Donella H. Meadows, Thinking in Systems: A Primer
“You can drive a system crazy by muddying its information streams.”
Donella H. Meadows, Thinking in Systems: A Primer
“Missing information flows is one of the most common causes of system malfunction. Adding or restoring information can be a powerful intervention, usually much easier and cheaper than rebuilding physical infrastructure.”
Donella H. Meadows, Thinking in Systems: A Primer
“The most damaging example of the systems archetype called “drift to low performance” is the process by which modern industrial culture has eroded the goal of morality. The workings of the trap have been classic, and awful to behold. Examples of bad human behavior are held up, magnified by the media, affirmed by the culture, as typical. This is just what you would expect. After all, we’re only human. The far more numerous examples of human goodness are barely noticed. They are “not news.” They are exceptions. Must have been a saint. Can’t expect everyone to behave like that. And so expectations are lowered. The gap between desired behavior and actual behavior narrows. Fewer actions are taken to affirm and instill ideals. The public discourse is full of cynicism. Public leaders are visibly, unrepentantly amoral or immoral and are not held to account. Idealism is ridiculed. Statements of moral belief are suspect. It is much easier to talk about hate in public than to talk about love.”

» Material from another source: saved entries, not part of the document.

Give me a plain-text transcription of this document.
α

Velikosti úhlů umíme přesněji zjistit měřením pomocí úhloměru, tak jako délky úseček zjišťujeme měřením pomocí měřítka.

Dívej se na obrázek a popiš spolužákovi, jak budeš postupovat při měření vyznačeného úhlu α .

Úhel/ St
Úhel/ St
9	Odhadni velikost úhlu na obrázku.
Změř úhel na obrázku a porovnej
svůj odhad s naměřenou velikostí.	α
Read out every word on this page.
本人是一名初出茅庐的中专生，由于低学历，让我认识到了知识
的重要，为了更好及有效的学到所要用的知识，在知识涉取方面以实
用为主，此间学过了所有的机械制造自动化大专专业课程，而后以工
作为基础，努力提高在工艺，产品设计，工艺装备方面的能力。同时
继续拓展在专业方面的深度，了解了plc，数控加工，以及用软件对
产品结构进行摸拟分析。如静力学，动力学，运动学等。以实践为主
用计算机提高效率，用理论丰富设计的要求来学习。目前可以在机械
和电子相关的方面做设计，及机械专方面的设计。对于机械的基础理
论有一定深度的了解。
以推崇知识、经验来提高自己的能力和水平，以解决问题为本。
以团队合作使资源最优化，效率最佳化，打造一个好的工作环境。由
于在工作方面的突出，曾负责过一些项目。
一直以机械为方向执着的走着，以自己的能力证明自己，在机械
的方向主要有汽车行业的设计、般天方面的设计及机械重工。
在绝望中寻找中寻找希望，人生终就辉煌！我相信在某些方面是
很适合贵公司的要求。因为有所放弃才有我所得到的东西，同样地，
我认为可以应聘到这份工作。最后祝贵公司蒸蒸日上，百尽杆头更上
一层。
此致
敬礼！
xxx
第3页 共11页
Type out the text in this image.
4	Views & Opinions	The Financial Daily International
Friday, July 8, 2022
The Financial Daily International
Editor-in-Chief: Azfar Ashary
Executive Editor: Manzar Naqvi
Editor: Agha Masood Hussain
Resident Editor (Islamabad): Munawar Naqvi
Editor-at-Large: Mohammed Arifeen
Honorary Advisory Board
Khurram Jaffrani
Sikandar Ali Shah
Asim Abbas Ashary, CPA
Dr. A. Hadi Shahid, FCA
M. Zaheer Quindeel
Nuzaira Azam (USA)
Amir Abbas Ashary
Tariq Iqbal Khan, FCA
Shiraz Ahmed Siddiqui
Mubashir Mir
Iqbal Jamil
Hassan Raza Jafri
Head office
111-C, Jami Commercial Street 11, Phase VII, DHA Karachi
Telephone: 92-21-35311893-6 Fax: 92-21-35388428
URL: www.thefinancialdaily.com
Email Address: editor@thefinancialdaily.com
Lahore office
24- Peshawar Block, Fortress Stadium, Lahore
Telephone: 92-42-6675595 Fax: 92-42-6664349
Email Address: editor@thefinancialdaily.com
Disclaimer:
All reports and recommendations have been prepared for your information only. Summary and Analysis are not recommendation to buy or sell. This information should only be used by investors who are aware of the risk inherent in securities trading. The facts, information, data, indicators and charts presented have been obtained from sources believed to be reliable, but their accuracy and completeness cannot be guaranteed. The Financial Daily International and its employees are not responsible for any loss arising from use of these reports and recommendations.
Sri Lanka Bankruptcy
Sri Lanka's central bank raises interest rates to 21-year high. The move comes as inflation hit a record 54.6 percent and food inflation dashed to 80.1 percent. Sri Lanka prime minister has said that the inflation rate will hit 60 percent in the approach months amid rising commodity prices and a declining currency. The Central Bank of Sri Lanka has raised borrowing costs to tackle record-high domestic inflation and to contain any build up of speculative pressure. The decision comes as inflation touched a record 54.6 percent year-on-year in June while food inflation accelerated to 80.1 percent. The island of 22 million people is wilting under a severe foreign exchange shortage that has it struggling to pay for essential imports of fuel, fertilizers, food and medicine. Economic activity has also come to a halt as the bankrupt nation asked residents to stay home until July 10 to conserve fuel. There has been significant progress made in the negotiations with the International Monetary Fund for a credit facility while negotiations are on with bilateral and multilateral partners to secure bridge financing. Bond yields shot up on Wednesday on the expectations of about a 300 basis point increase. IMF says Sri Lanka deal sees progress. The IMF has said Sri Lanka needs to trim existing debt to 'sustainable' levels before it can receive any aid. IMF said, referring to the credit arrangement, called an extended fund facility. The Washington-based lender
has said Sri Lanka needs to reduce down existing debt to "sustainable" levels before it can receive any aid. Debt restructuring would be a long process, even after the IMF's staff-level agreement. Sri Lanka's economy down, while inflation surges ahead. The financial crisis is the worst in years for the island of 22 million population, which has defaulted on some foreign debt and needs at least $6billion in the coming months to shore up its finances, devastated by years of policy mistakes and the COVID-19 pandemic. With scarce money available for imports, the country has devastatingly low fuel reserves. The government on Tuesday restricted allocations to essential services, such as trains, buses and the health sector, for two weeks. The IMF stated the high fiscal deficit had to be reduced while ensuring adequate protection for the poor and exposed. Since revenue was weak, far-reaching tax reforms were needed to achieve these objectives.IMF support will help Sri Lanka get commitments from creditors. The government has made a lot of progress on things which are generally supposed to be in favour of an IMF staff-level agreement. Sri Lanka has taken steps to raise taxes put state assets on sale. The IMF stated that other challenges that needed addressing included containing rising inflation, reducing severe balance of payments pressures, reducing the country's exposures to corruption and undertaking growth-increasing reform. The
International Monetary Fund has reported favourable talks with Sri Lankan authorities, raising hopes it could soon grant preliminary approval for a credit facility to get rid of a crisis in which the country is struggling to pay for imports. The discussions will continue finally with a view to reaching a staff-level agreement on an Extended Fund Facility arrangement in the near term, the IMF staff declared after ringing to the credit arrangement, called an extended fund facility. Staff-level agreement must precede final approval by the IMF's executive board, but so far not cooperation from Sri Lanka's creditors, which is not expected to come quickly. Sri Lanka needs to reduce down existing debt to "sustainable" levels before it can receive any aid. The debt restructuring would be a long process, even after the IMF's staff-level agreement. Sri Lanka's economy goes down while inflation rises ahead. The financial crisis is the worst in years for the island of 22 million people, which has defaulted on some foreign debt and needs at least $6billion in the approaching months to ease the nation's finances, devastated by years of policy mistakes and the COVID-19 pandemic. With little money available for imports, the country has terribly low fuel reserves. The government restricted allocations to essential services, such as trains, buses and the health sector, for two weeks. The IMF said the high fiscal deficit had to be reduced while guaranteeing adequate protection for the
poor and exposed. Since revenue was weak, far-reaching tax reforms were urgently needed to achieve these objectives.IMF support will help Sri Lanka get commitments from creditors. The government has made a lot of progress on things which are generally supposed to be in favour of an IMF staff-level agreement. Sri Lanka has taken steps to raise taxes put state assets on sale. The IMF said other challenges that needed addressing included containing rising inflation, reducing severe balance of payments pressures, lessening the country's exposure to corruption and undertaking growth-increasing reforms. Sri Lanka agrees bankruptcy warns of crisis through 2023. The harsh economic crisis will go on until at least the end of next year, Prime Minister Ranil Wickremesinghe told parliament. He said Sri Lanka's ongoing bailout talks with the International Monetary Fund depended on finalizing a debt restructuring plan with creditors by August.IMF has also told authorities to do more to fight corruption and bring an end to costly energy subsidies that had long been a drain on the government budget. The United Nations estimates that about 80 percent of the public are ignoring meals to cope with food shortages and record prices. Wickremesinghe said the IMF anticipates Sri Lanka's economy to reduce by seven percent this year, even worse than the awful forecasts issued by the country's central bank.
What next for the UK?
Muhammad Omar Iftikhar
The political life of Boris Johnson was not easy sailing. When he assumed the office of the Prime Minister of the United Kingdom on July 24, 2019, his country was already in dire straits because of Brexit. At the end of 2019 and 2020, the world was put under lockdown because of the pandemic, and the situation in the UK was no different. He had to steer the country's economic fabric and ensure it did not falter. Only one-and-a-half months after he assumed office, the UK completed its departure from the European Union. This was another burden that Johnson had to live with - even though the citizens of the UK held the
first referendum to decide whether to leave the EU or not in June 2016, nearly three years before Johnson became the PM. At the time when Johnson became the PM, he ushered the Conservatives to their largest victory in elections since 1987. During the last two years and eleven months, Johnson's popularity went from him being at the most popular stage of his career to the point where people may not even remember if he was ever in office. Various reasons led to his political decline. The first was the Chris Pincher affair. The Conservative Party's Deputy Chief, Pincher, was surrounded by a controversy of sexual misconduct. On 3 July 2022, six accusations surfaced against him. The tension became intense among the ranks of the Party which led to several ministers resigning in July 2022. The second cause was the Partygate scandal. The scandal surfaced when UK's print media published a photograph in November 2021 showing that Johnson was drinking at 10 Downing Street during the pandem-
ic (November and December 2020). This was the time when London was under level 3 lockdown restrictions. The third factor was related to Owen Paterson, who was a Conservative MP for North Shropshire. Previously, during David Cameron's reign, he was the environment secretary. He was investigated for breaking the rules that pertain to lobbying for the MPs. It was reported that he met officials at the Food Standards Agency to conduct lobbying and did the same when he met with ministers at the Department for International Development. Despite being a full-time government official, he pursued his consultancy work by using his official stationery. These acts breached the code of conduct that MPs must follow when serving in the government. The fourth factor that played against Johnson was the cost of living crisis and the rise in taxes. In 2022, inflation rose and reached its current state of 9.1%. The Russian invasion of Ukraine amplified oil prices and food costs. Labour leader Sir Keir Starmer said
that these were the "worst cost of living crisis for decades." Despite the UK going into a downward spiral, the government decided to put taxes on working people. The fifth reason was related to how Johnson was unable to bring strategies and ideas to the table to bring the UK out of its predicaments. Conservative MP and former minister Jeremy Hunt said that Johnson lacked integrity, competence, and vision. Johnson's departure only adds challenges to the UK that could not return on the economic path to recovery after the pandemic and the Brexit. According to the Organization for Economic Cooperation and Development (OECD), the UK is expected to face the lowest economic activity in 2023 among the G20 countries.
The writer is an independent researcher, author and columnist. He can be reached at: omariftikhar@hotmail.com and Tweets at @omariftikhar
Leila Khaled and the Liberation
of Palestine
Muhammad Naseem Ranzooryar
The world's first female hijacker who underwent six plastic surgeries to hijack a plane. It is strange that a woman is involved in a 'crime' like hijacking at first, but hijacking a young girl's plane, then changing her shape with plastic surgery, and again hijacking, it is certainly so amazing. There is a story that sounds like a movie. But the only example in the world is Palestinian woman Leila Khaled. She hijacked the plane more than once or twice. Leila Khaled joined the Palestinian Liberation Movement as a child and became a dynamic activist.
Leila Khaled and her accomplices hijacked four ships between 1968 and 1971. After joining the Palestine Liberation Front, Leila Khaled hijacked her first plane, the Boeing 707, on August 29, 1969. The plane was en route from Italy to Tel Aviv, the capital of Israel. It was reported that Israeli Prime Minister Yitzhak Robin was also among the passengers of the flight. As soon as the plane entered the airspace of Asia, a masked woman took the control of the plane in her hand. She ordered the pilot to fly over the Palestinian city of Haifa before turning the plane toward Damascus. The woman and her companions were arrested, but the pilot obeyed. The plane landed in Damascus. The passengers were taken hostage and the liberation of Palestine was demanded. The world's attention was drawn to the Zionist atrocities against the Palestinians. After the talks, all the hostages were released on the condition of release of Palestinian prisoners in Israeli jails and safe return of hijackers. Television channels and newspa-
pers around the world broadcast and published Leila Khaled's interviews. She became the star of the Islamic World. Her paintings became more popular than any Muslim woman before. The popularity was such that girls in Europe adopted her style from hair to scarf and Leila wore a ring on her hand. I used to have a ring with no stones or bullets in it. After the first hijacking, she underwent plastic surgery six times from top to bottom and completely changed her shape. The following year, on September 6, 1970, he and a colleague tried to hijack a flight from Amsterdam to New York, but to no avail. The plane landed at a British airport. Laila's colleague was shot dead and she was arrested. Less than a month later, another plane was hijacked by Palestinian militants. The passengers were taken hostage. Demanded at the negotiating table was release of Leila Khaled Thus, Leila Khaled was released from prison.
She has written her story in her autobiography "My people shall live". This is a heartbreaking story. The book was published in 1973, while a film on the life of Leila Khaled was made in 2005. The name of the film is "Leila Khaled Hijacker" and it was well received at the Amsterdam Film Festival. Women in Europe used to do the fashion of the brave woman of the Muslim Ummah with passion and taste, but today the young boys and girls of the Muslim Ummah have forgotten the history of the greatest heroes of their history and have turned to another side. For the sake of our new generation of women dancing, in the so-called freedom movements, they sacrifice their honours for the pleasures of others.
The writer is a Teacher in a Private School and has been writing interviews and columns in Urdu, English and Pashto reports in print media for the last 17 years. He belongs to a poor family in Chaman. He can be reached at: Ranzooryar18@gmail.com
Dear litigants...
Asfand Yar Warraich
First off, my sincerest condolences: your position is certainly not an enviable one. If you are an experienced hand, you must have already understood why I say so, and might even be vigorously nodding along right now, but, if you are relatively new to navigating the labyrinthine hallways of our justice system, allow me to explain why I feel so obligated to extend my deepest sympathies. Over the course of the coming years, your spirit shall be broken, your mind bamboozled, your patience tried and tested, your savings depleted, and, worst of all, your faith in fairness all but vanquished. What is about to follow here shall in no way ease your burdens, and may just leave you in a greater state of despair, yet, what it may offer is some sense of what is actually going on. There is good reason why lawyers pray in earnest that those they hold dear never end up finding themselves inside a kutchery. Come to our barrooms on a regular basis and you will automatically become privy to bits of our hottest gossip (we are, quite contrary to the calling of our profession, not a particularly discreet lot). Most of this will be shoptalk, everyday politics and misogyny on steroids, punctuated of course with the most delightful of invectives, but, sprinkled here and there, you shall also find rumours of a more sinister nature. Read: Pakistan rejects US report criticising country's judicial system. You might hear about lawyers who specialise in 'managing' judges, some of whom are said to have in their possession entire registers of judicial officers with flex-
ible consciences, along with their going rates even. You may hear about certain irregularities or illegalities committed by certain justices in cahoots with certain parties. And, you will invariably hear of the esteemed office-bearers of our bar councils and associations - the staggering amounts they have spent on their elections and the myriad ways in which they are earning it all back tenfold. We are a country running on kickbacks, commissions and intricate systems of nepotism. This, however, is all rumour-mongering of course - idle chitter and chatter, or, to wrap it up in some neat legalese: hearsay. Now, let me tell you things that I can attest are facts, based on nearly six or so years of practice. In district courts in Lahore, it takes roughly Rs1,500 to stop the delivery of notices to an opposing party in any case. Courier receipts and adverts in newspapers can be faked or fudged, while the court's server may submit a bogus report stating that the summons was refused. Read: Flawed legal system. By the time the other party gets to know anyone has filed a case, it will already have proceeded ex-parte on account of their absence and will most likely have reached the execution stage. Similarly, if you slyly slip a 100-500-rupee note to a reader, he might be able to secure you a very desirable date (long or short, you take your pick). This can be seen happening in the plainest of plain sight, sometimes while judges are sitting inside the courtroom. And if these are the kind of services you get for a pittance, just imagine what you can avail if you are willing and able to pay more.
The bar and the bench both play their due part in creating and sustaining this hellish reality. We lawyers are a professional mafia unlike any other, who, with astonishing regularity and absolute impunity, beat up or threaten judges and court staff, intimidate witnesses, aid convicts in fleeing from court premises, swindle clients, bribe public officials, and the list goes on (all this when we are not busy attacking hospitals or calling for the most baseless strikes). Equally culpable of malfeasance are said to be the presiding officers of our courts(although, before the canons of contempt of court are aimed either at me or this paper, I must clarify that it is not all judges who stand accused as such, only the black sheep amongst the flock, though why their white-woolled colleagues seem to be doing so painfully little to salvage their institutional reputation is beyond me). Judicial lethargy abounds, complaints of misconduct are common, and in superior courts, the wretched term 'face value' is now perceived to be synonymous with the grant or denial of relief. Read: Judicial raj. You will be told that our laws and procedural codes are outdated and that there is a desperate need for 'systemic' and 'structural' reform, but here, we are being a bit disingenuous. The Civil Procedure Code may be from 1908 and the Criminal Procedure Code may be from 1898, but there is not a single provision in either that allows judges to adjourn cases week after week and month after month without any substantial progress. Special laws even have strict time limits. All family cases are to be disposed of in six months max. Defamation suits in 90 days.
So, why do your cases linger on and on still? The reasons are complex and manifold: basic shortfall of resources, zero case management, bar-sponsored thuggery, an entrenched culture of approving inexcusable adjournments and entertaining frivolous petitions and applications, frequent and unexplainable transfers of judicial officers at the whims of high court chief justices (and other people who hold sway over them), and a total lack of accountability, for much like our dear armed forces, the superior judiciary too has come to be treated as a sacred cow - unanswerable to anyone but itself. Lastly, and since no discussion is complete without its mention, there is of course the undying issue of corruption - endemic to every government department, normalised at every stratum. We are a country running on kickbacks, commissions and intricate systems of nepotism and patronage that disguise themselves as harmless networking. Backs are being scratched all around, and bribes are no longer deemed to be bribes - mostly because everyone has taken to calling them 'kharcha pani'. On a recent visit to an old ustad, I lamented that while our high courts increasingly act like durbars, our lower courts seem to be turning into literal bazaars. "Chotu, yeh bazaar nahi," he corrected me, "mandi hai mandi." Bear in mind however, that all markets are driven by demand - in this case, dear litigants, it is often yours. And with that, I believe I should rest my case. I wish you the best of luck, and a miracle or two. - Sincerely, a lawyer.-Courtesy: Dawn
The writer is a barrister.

Donella H. Meadows, Thinking in Systems: A Primer
“Sustainability is a new idea to many people, and many find it hard to understand. But all over the world there are people who have entered into the exercise of imagining and bringing into being a sustainable world. They see it as a world to move toward not reluctantly, but joyfully, not with a sense of sacrifice, but a sense of adventure. A sustainable world could be very much better than the one we live in today.”
Donella H. Meadows Jorgen Randers Dennis Meadows, Limits to Growth: The 30-Year Update
“We don't think a sustainable society need be stagnant, boring, uniform, or rigid. It need not be, and probably could not be, centrally controlled or authoritarian. It could be a world that has the time, the resources, and the will to correct its mistakes, to innovate, to preserve the fertility of its planetary ecosystems. It could focus on mindfully increasing quality of life rather than on mindlessly expanding material consumption and the physical capital stock.”
Donella H. Meadows Jorgen Randers Dennis Meadows, Limits to Growth: The 30-Year Update
“You can’t navigate well in an interconnected, feedback-dominated world unless you take your eyes off short-term events and look for long term behavior and structure; unless you are aware of false boundaries and bounded rationality; unless you take into account limiting factors, nonlinearities and delays.”
Donella H. Meadows, Thinking in Systems: A Primer
“This ancient Sufi story was told to teach a simple lesson but one that we often ignore: The behavior of a system cannot be known just by knowing the elements of which the system is made.”
Donella H. Meadows, Thinking in Systems: A Primer
“Everything we think we know about the world is a model. Our models do have a strong congruence with the world. Our models fall far short of representing the real world fully.”
Donella H. Meadows, Thinking in Systems: A Primer
“If a factory is torn down but the rationality which produced it is left standing, then that rationality will simply produce another factory. If a revolution destroys a government, but the systematic patterns of thought that produced that government are left intact, then those patterns will repeat themselves. . . . There’s so much talk about the system. And so little understanding. —ROBERT PIRSIG, Zen and the Art of Motorcycle Maintenance”
Donella H. Meadows, Thinking in Systems: A Primer
“Once you start listing the elements of a system, there is almost no end to the process. You can divide elements into sub-elements and then sub-sub-elements. Pretty soon you lose sight of the system. As the saying goes, you can’t see the forest for the trees.”
Donella H. Meadows, Thinking in Systems: A Primer
“A system just can’t respond to short-term changes when it has long term delays. That’s why a massive central-planning system, such as the Soviet Union or General Motors, necessarily functions poorly.”